The bulk of the oil bond repayments matured after 2014, meaning the National Democratic Alliance government inherited the real burden. While the UPA issued bonds worth Rs1.48 lakh crore, it repaid only a fraction of the principal before leaving office. The overwhelming majority of the repayment responsibility fell upon the Modi government between 2014 and 2026.
The numbers are staggering.
Of the total oil bonds issued, bonds amounting to nearly Rs1.34 lakh crore matured during the NDA period. Alongside this, more than Rs1 lakh crore in interest payments had to be serviced. By March this year, the Modi government completed repayment of the final instalments, closing an obligation that ultimately cost the exchequer around Rs3.20 lakh crore.

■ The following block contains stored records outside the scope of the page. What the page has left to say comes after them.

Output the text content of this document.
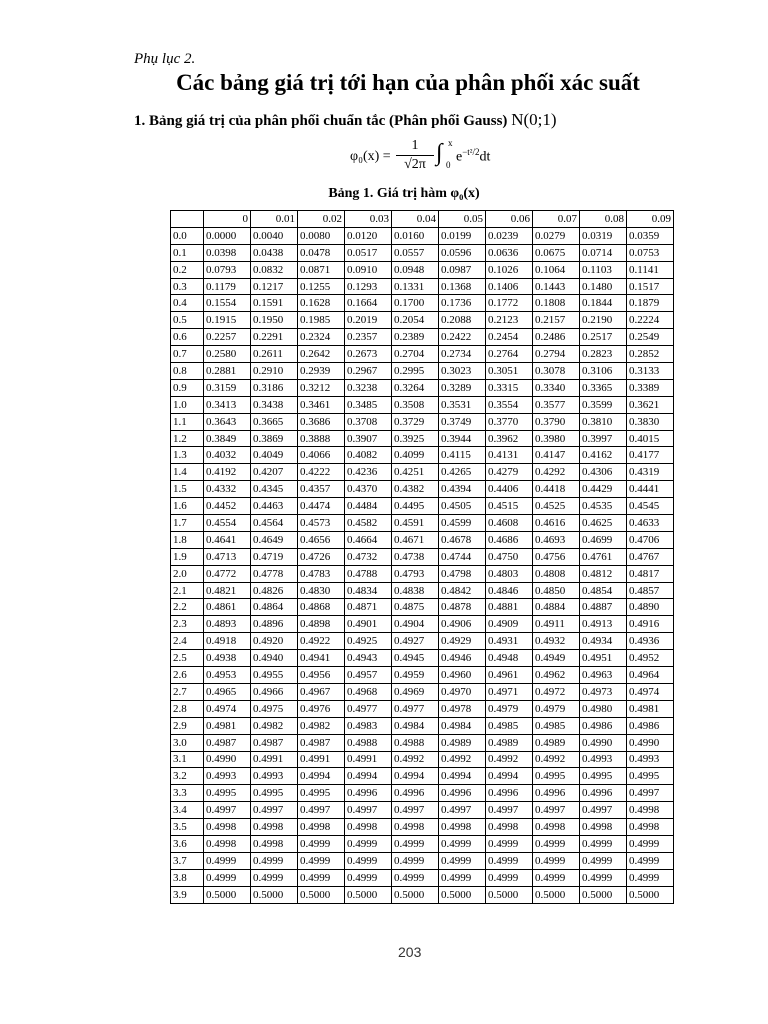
Phụ lục 2.
Các bảng giá trị tới hạn của phân phối xác suất
1. Bảng giá trị của phân phối chuẩn tắc (Phân phối Gauss) N(0;1)
φ₀(x) =
1
√2π ∫ x
0
$e^{-t^2/2}dt$
Bảng 1. Giá trị hàm φ₀(x)
	0	0.01	0.02	0.03	0.04	0.05	0.06	0.07	0.08	0.09
0.0	0.0000	0.0040	0.0080	0.0120	0.0160	0.0199	0.0239	0.0279	0.0319	0.0359
0.1	0.0398	0.0438	0.0478	0.0517	0.0557	0.0596	0.0636	0.0675	0.0714	0.0753
0.2	0.0793	0.0832	0.0871	0.0910	0.0948	0.0987	0.1026	0.1064	0.1103	0.1141
0.3	0.1179	0.1217	0.1255	0.1293	0.1331	0.1368	0.1406	0.1443	0.1480	0.1517
0.4	0.1554	0.1591	0.1628	0.1664	0.1700	0.1736	0.1772	0.1808	0.1844	0.1879
0.5	0.1915	0.1950	0.1985	0.2019	0.2054	0.2088	0.2123	0.2157	0.2190	0.2224
0.6	0.2257	0.2291	0.2324	0.2357	0.2389	0.2422	0.2454	0.2486	0.2517	0.2549
0.7	0.2580	0.2611	0.2642	0.2673	0.2704	0.2734	0.2764	0.2794	0.2823	0.2852
0.8	0.2881	0.2910	0.2939	0.2967	0.2995	0.3023	0.3051	0.3078	0.3106	0.3133
0.9	0.3159	0.3186	0.3212	0.3238	0.3264	0.3289	0.3315	0.3340	0.3365	0.3389
1.0	0.3413	0.3438	0.3461	0.3485	0.3508	0.3531	0.3554	0.3577	0.3599	0.3621
1.1	0.3643	0.3665	0.3686	0.3708	0.3729	0.3749	0.3770	0.3790	0.3810	0.3830
1.2	0.3849	0.3869	0.3888	0.3907	0.3925	0.3944	0.3962	0.3980	0.3997	0.4015
1.3	0.4032	0.4049	0.4066	0.4082	0.4099	0.4115	0.4131	0.4147	0.4162	0.4177
1.4	0.4192	0.4207	0.4222	0.4236	0.4251	0.4265	0.4279	0.4292	0.4306	0.4319
1.5	0.4332	0.4345	0.4357	0.4370	0.4382	0.4394	0.4406	0.4418	0.4429	0.4441
1.6	0.4452	0.4463	0.4474	0.4484	0.4495	0.4505	0.4515	0.4525	0.4535	0.4545
1.7	0.4554	0.4564	0.4573	0.4582	0.4591	0.4599	0.4608	0.4616	0.4625	0.4633
1.8	0.4641	0.4649	0.4656	0.4664	0.4671	0.4678	0.4686	0.4693	0.4699	0.4706
1.9	0.4713	0.4719	0.4726	0.4732	0.4738	0.4744	0.4750	0.4756	0.4761	0.4767
2.0	0.4772	0.4778	0.4783	0.4788	0.4793	0.4798	0.4803	0.4808	0.4812	0.4817
2.1	0.4821	0.4826	0.4830	0.4834	0.4838	0.4842	0.4846	0.4850	0.4854	0.4857
2.2	0.4861	0.4864	0.4868	0.4871	0.4875	0.4878	0.4881	0.4884	0.4887	0.4890
2.3	0.4893	0.4896	0.4898	0.4901	0.4904	0.4906	0.4909	0.4911	0.4913	0.4916
2.4	0.4918	0.4920	0.4922	0.4925	0.4927	0.4929	0.4931	0.4932	0.4934	0.4936
2.5	0.4938	0.4940	0.4941	0.4943	0.4945	0.4946	0.4948	0.4949	0.4951	0.4952
2.6	0.4953	0.4955	0.4956	0.4957	0.4959	0.4960	0.4961	0.4962	0.4963	0.4964
2.7	0.4965	0.4966	0.4967	0.4968	0.4969	0.4970	0.4971	0.4972	0.4973	0.4974
2.8	0.4974	0.4975	0.4976	0.4977	0.4977	0.4978	0.4979	0.4979	0.4980	0.4981
2.9	0.4981	0.4982	0.4982	0.4983	0.4984	0.4984	0.4985	0.4985	0.4986	0.4986
3.0	0.4987	0.4987	0.4987	0.4988	0.4988	0.4989	0.4989	0.4989	0.4990	0.4990
3.1	0.4990	0.4991	0.4991	0.4991	0.4992	0.4992	0.4992	0.4992	0.4993	0.4993
3.2	0.4993	0.4993	0.4994	0.4994	0.4994	0.4994	0.4994	0.4995	0.4995	0.4995
3.3	0.4995	0.4995	0.4995	0.4996	0.4996	0.4996	0.4996	0.4996	0.4996	0.4997
3.4	0.4997	0.4997	0.4997	0.4997	0.4997	0.4997	0.4997	0.4997	0.4997	0.4998
3.5	0.4998	0.4998	0.4998	0.4998	0.4998	0.4998	0.4998	0.4998	0.4998	0.4998
3.6	0.4998	0.4998	0.4999	0.4999	0.4999	0.4999	0.4999	0.4999	0.4999	0.4999
3.7	0.4999	0.4999	0.4999	0.4999	0.4999	0.4999	0.4999	0.4999	0.4999	0.4999
3.8	0.4999	0.4999	0.4999	0.4999	0.4999	0.4999	0.4999	0.4999	0.4999	0.4999
3.9	0.5000	0.5000	0.5000	0.5000	0.5000	0.5000	0.5000	0.5000	0.5000	0.5000
203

This repayment did not happen through fresh accounting gimmicks or off-budget manipulation. It required disciplined budgeting, prudent fiscal management, and the political willingness to prioritise long-term economic stability over short-term populism.
The irony therefore is impossible to miss.
The same government now facing criticism over a Rs3 fuel price increase quietly spent years paying the deferred fuel subsidy bill created by Congress governments. The Congress party consumed the political benefits of subsidised fuel while leaving the financial consequences for its successors.
Today’s global energy crisis only reinforces why the Modi government’s approach is economically sound.
Unlike the UPA era, the present government has largely avoided blanket fuel subsidies and maintained market-linked pricing for petrol and diesel. Petrol pricing was deregulated in 2014 and diesel followed in 2016. This system ensures that domestic fuel prices reflect international crude realities rather than being artificially suppressed through hidden borrowing.
Critics argue that market-linked pricing exposes citizens to painful price increases. That criticism is understandable. Rising fuel prices undeniably hurt middle-class families, transport operators, farmers, and small businesses. Inflationary pressures ripple across the economy through higher logistics and production costs.
However, the alternative is not painless relief. The alternative is hidden debt.
Blanket subsidies financed through borrowing distort energy consumption, reward inefficiency, weaken public finances, and disproportionately benefit wealthier fuel consumers who consume more petrol and diesel. The UPA experience demonstrated that such policies ultimately fail to shield consumers while creating enormous long-term fiscal liabilities.
In contrast, targeted welfare mechanisms such as direct benefit transfers and LPG support for vulnerable households are far more sustainable than universal fuel subsidies.
The Congress party’s current criticism therefore reflects a deeper political problem: selective amnesia. It wants the public to remember today’s fuel hike but forget yesterday’s deferred liabilities. It wants voters to focus on immediate discomfort while ignoring the hidden debt that accumulated under its own rule.
Had a similar geopolitical crisis unfolded under a Congress government today, there is little doubt that it would once again resort to off-budget financing, disguised subsidies, and deferred liabilities to manufacture temporary political comfort.
The Modi government has consciously chosen a more difficult path accepting short-term political criticism in order to preserve long-term fiscal credibility.
That distinction matters enormously for India’s economic future.
In an era of volatile global energy markets, geopolitical instability, and uncertain supply chains, fiscal discipline is not merely an accounting principle. It is a strategic necessity. Nations burdened by uncontrolled subsidies and hidden liabilities become vulnerable to inflation, debt crises, and currency instability.
India cannot afford that vulnerability.
The current fuel price increase may be unpopular, but unpopular decisions are not automatically wrong decisions. Sometimes economic realism demands confronting immediate pain rather than postponing it through borrowed money and political deception.
The Congress party may continue attacking the government for rising fuel prices. But the historical record remains clear.
The UPA deferred the bill.
The Modi government paid it.
And India must not repeat the same mistakes again.